Peki ne olmuştur da özellikle Berlin Konferansı’yla birlikte Ermeni Meselesi ortaya atılmış ve uluslararası bir mesele haline gelmiştir, getirilmiştir? 1877-78 Rus-Türk Savaşı’na kadar milli-ayrılıkçı bir harekete sahip olmayan Ermeniler , kısa bir süre de nasıl “bağımsız Ermenistan” noktasına gelmişlerdir, getirilmişlerdir?
I. Petro’yla birlikte Rusya’nın güneye inme politikasının ortaya çıkmasıyla ve Rus-Türk savaşlarının başlamasıyla Doğu’nun Hıristiyan halklarını kendi tarafına çekmek Rusların zaferi için kaçınılmazdı. II. Yekaterina’nın Türkiye’nin Hıristiyan halklarına manifestosunun yayımlanması, aynı dönemde “Rusya’nın himayesinde Ermeni-Gürcü Çarlığı” projelerinin geliştirilmesi bunun önemli göstergeleriydi. Boryan’ın ifadesiyle I. Petro, aynı Katolik kralları gibi amaçlarına ulaşmak için Ermenileri bir araç olarak kullanmak istiyordu. Artık Ermenileri kullanma politikası hem Avrupa’nın hem de Çarlık Rusyası’nın resmi politikası haline gelmişti. Buna paralel olarak gelişen Ermeni milliyetçiliğinin incelenmesi, konuyu berraklaştıracaktır.

ERMENİ MİLLİYETÇİLİĞİNİN GELİŞİMİ VE KARAKTERİ
Ermeni milliyetçiliğinin ve özerk Ermenistan fikrinin ilk ideologu olarak İsrael Ori’yi sayabiliriz. Ori, ilk olarak Batı Avrupa’dan, ardından da Rusya’da I. Petro’dan “inançsızların” hükümranlığından Ermenileri kurtarmaları için silahlı kuvvet talep eder. Ori’ye göre Ermenilerin özgürlüğü aktif diplomatik faaliyetlerden ve Hıristiyan devletlerin askeri gücünden yararlanmaktan geçmekteydi. Boryan’ın ifadesiyle dış güçlere bel bağlayan bu politika, Ermeni milliyetçiliğinin gelişimine damgasını vuracaktır.
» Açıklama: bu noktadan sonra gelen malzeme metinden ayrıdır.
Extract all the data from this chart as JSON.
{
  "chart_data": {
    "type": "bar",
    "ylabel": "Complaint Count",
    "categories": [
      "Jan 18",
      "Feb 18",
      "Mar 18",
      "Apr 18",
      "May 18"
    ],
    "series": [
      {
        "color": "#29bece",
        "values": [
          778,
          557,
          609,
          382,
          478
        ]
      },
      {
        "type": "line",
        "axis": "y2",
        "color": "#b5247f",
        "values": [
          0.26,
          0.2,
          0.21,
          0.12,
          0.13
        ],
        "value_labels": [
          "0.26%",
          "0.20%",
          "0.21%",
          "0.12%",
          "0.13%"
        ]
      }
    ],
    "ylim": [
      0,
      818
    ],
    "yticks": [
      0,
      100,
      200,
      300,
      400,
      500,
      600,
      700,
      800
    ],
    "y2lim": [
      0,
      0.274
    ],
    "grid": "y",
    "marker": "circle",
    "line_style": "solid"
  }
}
1870-1880 yıllarında ise Ermeni milliyetçiliğinin en hızlı savunucusu Grigori Artsruni olur. 1876 yılındaki Bulgar isyanı sırasında büyük devletlerin elçileri Balkanlar’daki durumu değerlendirmek ve kendi çıkarlarını sağlayacak önlemler almak üzere İstanbul’da toplanır. Tam bu dönemde Artsruni, Ermeni aydınları arasında ibretlik bir tartışma başlatır. Bulgarların kendi devletini kurma yolundaki bu adımları, Batı ve Çarlık diplomasisinin de etkisiyle Ermeni aydınları arasında ayrı bir Ermeni devleti kurulması fikrini canlandırmıştır. Ermeni ticaret sermayesinin ve feodallerinin ideolojik alandaki temsilcileri, gerek Bulgar ayaklanmasından gerekse de İstanbul’daki zirveden istifade ederek yayın organlarından sırasının Ermenilere geldiği propagandasını seslendirmeye başlar.
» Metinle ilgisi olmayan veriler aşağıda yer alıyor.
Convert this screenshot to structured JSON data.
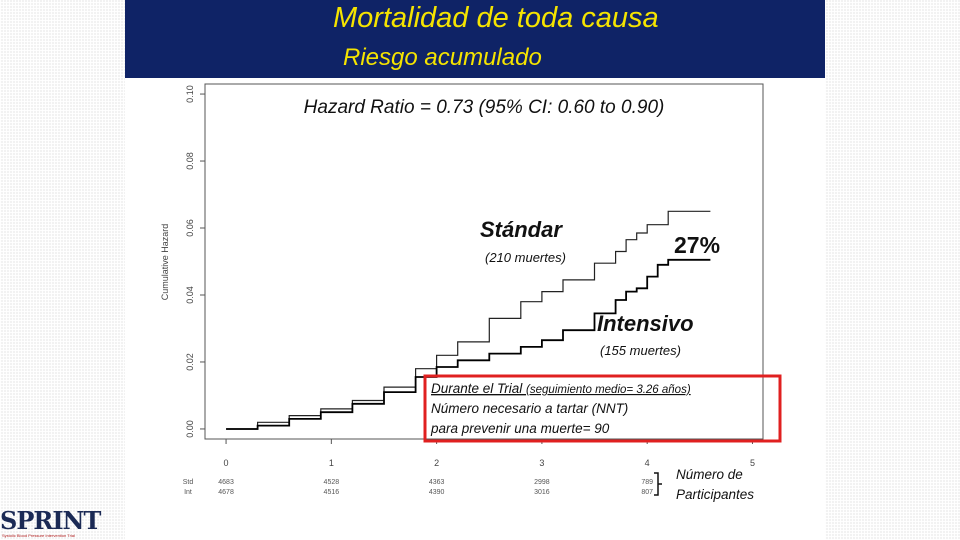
{
  "header": {
    "title": "Mortalidad de toda causa",
    "subtitle": "Riesgo acumulado"
  },
  "chart_data": {
    "type": "line",
    "title": "Hazard Ratio = 0.73 (95% CI: 0.60 to 0.90)",
    "ylabel": "Cumulative Hazard",
    "xlabel": "",
    "xlim": [
      -0.2,
      5.1
    ],
    "ylim": [
      -0.003,
      0.103
    ],
    "x_ticks": [
      0,
      1,
      2,
      3,
      4,
      5
    ],
    "y_ticks": [
      0.0,
      0.02,
      0.04,
      0.06,
      0.08,
      0.1
    ],
    "y_tick_labels": [
      "0.00",
      "0.02",
      "0.04",
      "0.06",
      "0.08",
      "0.10"
    ],
    "grid": false,
    "series": [
      {
        "name": "Stándar",
        "x": [
          0.0,
          0.3,
          0.6,
          0.9,
          1.2,
          1.5,
          1.8,
          2.0,
          2.2,
          2.5,
          2.8,
          3.0,
          3.2,
          3.5,
          3.7,
          3.8,
          3.9,
          4.0,
          4.1,
          4.2,
          4.3,
          4.6
        ],
        "y": [
          0.0,
          0.002,
          0.004,
          0.006,
          0.0085,
          0.0125,
          0.018,
          0.022,
          0.026,
          0.033,
          0.038,
          0.041,
          0.0445,
          0.0495,
          0.053,
          0.0565,
          0.0585,
          0.061,
          0.061,
          0.065,
          0.065,
          0.065
        ]
      },
      {
        "name": "Intensivo",
        "x": [
          0.0,
          0.3,
          0.6,
          0.9,
          1.2,
          1.5,
          1.8,
          2.0,
          2.2,
          2.5,
          2.8,
          3.0,
          3.2,
          3.5,
          3.7,
          3.8,
          3.9,
          4.0,
          4.1,
          4.2,
          4.3,
          4.6
        ],
        "y": [
          0.0,
          0.001,
          0.003,
          0.005,
          0.0075,
          0.011,
          0.0155,
          0.0185,
          0.0205,
          0.0225,
          0.0245,
          0.0265,
          0.0295,
          0.0345,
          0.0385,
          0.041,
          0.042,
          0.0455,
          0.049,
          0.0505,
          0.0505,
          0.0505
        ]
      }
    ],
    "annotations": {
      "standard_label": "Stándar",
      "standard_deaths": "(210 muertes)",
      "reduction": "27%",
      "intensive_label": "Intensivo",
      "intensive_deaths": "(155 muertes)"
    },
    "risk_table": {
      "rows": [
        {
          "label": "Std",
          "values": [
            "4683",
            "4528",
            "4363",
            "2998",
            "789"
          ]
        },
        {
          "label": "Int",
          "values": [
            "4678",
            "4516",
            "4390",
            "3016",
            "807"
          ]
        }
      ],
      "x": [
        0,
        1,
        2,
        3,
        4
      ]
    }
  },
  "callout": {
    "line1_main": "Durante el Trial ",
    "line1_small": "(seguimiento medio= 3.26 años)",
    "line2": "Número necesario a tartar (NNT)",
    "line3": "para prevenir una muerte= 90",
    "border_color": "#e02020"
  },
  "participants_note": {
    "line1": "Número de",
    "line2": "Participantes"
  },
  "logo": {
    "text": "SPRINT",
    "tagline": "Systolic Blood Pressure Intervention Trial"
  }
}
Grigori Artsruni, Ermeni liberal burjuvazisinin Tiflis’te çıkan yayın organı Mşak’ın başyazısında Ermeni halkını Osmanlı İmparatorluğu’na karşı özgürlüğü için ayaklanmaya çağırır. Ancak derginin kurucusu olan Artsruni’nin bu çağrısı Türkiye Ermenileri içerisinde hiçbir karşılık bulmaz. Hatta Ermeniler, Artsruni’nin ifadesiyle, sadece ayaklanmamış, ayaklanmayı düşünmemiştir bile. Bu durum, Artsruni’yi Mşak’ın 1876 yılında yayımlanan 24. sayısında “Ermeniler, bir millet olmamanın ötesinde insan sıfatını taşımayı bile hak etmiyor” şeklinde yazacak kadar çileden çıkartır. Ancak bundan da önemlisi; Ermeni ayaklanmasından umudunu kesen Artsruni, bütün umutlarını Batı ve Çarlık diplomasisine bağlamaktadır. Artsruni, yazısının devamında Ermenilerin çökmüş ruhunu ayağa kaldıracak ve onları özgürlüğe kavuşturacak “bir dış etkiye, bir dış güce ihtiyaç var” diye yazar.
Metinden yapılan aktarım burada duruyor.